Within that last category, scope still matters. A model that needs to reason across domains as wide as gardening and astrophysics requires a large language model, trained on vast and diverse content. But a model operating within a specific domain, say, legal document review or industrial maintenance, can be a small, fine-tuned language model that is faster, cheaper, and often more accurate within its lane.

The key insight is that bigger is not always better. Matching model capability to problem scope is not a compromise, it is good engineering.

The LLMs are the Mainframe and the SLMs are the PCs.

Why the Edge Is the Right Place
#

CM MES Connect IoT typically, runs as part of the edge infrastructure. In many deployments the Automation Manager runs on a server on the shopfloor network, close to the machines it integrates. Even in cases where the MES is deployed in the cloud. It has direct access to driver state, controller variables, event history, and everything flowing through its low-code tasks.

We had the opportunity to show case this scenario where we had the AutomationManager deployed in a on edge microshift cluster and the CM MES on cloud openshift cluster:

Keeping inference at the edge brings several concrete advantages:

Latency. A question about what a machine is currently doing deserves an answer in milliseconds, not in the round-trip time to a cloud endpoint. On a busy shopfloor network with intermittent connectivity, cloud inference is simply unreliable for operational queries.

Data sovereignty. Shopfloor data is often sensitive — process parameters, cycle times, quality results, equipment identifiers. Many customers operate under strict policies about what can leave the plant network. A locally running model never transmits that data anywhere.
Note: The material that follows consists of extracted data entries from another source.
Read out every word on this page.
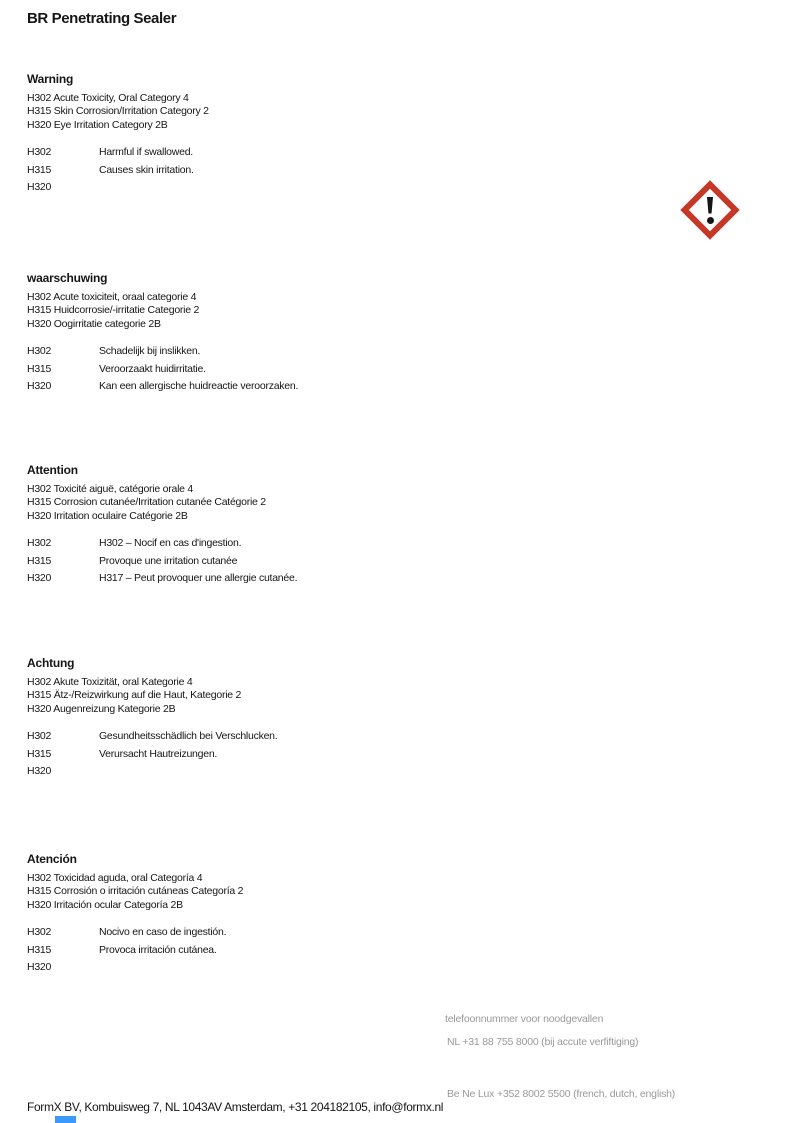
BR Penetrating Sealer
Warning
H302 Acute Toxicity, Oral Category 4
H315 Skin Corrosion/Irritation Category 2
H320 Eye Irritation Category 2B
H302	Harmful if swallowed.
H315	Causes skin irritation.
H320
waarschuwing
H302 Acute toxiciteit, oraal categorie 4
H315 Huidcorrosie/-irritatie Categorie 2
H320 Oogirritatie categorie 2B
H302	Schadelijk bij inslikken.
H315	Veroorzaakt huidirritatie.
H320	Kan een allergische huidreactie veroorzaken.
Attention
H302 Toxicité aiguë, catégorie orale 4
H315 Corrosion cutanée/Irritation cutanée Catégorie 2
H320 Irritation oculaire Catégorie 2B
H302	H302 – Nocif en cas d'ingestion.
H315	Provoque une irritation cutanée
H320	H317 – Peut provoquer une allergie cutanée.
Achtung
H302 Akute Toxizität, oral Kategorie 4
H315 Ätz-/Reizwirkung auf die Haut, Kategorie 2
H320 Augenreizung Kategorie 2B
H302	Gesundheitsschädlich bei Verschlucken.
H315	Verursacht Hautreizungen.
H320
Atención
H302 Toxicidad aguda, oral Categoría 4
H315 Corrosión o irritación cutáneas Categoría 2
H320 Irritación ocular Categoría 2B
H302	Nocivo en caso de ingestión.
H315	Provoca irritación cutánea.
H320
telefoonnummer voor noodgevallen
NL +31 88 755 8000 (bij accute verfiftiging)
Be Ne Lux +352 8002 5500 (french, dutch, english)
FormX BV, Kombuisweg 7, NL 1043AV Amsterdam, +31 204182105, info@formx.nl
Offline resilience. Machines do not stop running because the internet is down. An edge-deployed SLM is available whenever the Automation Manager is running, regardless of external connectivity.
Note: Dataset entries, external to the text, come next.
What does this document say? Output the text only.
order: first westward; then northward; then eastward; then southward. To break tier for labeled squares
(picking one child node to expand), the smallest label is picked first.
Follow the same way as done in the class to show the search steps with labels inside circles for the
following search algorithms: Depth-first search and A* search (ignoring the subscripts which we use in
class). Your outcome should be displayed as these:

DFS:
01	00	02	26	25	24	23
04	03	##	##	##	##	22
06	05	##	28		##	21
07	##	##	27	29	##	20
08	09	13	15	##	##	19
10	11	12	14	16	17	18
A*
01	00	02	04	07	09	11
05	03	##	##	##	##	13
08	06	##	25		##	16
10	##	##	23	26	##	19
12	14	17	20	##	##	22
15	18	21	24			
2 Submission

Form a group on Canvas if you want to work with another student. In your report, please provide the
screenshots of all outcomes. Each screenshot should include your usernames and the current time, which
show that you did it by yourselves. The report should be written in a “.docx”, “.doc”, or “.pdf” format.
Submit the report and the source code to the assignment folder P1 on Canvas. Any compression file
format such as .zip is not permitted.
Cost. Cloud LLM APIs are priced per token. For a conversational interface that operators might query dozens of times a shift across multiple lines, those costs accumulate quickly. Local inference has no marginal cost per query.

Connect IoT as the Context Provider
#

The value of an SLM at the edge is entirely dependent on the quality of context it receives. A language model does not magically know what is happening on your shopfloor, it reasons over whatever information you provide in its prompt.

Connect IoT is already the system that aggregates that information. The Automation Manager holds in memory the current state of every variable defined across its controllers and drivers. Every tag read from OPC-UA, every message received over MQTT, every value written by a low-code task — all of it is accessible through the internal memory of the running manager.

With this as context:

A natural language query like “What is the spindle doing and should I be concerned?” becomes a reasonable, answerable question.

Low-Code Tasks as the Integration Point
#

One of the strengths of Connect IoT’s low-code model is its extensibility. Automation Controllers are composed of tasks, discrete units of logic that read variables, make decisions, call external services, and write outputs back into the controller state.

This extensibility is what makes SLM integration natural. We can implement a custom task that:

Reads variables from the controller’s current state
Serializes that state into a structured context payload
Passes a user query and that context to a locally running SLM
Returns the model’s response as a task output or controller variable

From the low-code editor’s perspective, this is just another task with an input and an output. The complexity of local model inference is encapsulated behind a clean API.

The model is not replacing the low-code logic — it is augmenting the operator’s ability to interact with it.

We are able with the low code integration and some metadata, to leverage what the MES provides out of the box to create a quick implementation where we can chat with our on edge integration.